Configure a Kafka source connector for real-time event streaming
Configuring a Kafka source connector for real-time event streaming produces a continuously running pipeline that translates Kafka topic messages into XDM-formatted experience events and delivers them to a downstream data platform's streaming ingestion endpoint. The primary outputs are a registered connector instance in Kafka Connect, a verified RUNNING status for that connector, and an active dataflow in the target platform showing incoming records.
Key decisions include: which Kafka topics to consume (and whether to map one topic to one dataset or fan across multiple), whether to enable schema validation at the connector layer or rely on the ingestion endpoint for validation, and how to handle consumer group offsets and replay behavior for error recovery.

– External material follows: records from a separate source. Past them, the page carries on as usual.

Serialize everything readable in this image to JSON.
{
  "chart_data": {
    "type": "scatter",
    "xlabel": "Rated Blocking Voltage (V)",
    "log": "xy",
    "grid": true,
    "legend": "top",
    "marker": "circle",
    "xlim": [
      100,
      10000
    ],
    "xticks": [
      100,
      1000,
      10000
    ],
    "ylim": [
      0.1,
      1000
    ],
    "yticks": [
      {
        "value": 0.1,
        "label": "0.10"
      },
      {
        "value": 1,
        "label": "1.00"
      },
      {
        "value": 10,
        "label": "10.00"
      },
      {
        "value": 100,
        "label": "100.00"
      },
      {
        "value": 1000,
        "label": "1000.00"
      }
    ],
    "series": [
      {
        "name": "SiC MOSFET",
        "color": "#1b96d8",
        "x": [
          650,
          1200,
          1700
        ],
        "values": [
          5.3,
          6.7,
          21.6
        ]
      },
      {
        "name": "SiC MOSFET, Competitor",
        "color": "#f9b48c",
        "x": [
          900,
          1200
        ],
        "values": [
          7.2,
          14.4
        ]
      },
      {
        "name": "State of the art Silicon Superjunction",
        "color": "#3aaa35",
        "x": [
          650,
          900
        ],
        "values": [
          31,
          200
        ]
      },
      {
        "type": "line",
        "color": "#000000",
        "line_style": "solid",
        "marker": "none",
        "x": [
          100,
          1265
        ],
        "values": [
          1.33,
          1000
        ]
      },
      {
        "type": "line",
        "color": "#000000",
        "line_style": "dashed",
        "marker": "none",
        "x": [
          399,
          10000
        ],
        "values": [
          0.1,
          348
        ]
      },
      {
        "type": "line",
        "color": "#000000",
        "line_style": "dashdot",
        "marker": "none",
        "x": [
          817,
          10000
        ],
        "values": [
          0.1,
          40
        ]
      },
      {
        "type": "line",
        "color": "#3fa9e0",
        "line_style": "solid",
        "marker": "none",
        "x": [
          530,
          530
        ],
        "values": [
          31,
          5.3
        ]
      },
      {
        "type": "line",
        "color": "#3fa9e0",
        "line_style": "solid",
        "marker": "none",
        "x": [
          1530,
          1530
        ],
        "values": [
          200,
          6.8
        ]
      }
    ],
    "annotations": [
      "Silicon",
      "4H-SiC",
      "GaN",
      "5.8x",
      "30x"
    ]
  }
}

The connect-distributed mode (as opposed to standalone) is strongly recommended for production as it enables fault tolerance and horizontal scaling across multiple Kafka Connect worker nodes.
This task has high parallelism across CDP architectures because Kafka is infrastructure-layer technology that is independent of the downstream platform. The AEP Sink Connector is AEP-specific, but the functional equivalent for a Snowflake-based composable CDP is the Snowflake Kafka Connector, which streams topic messages directly into Snowflake tables. For dbt-managed pipelines, the upstream source is still Kafka but the ingestion lands in a staging table that dbt then transforms. Teams evaluating composable alternatives should note that the schema contract (XDM vs. raw JSON vs. Avro) shifts depending on which connector is used, so schema governance decisions made at this stage have downstream implications for the data transformation layer.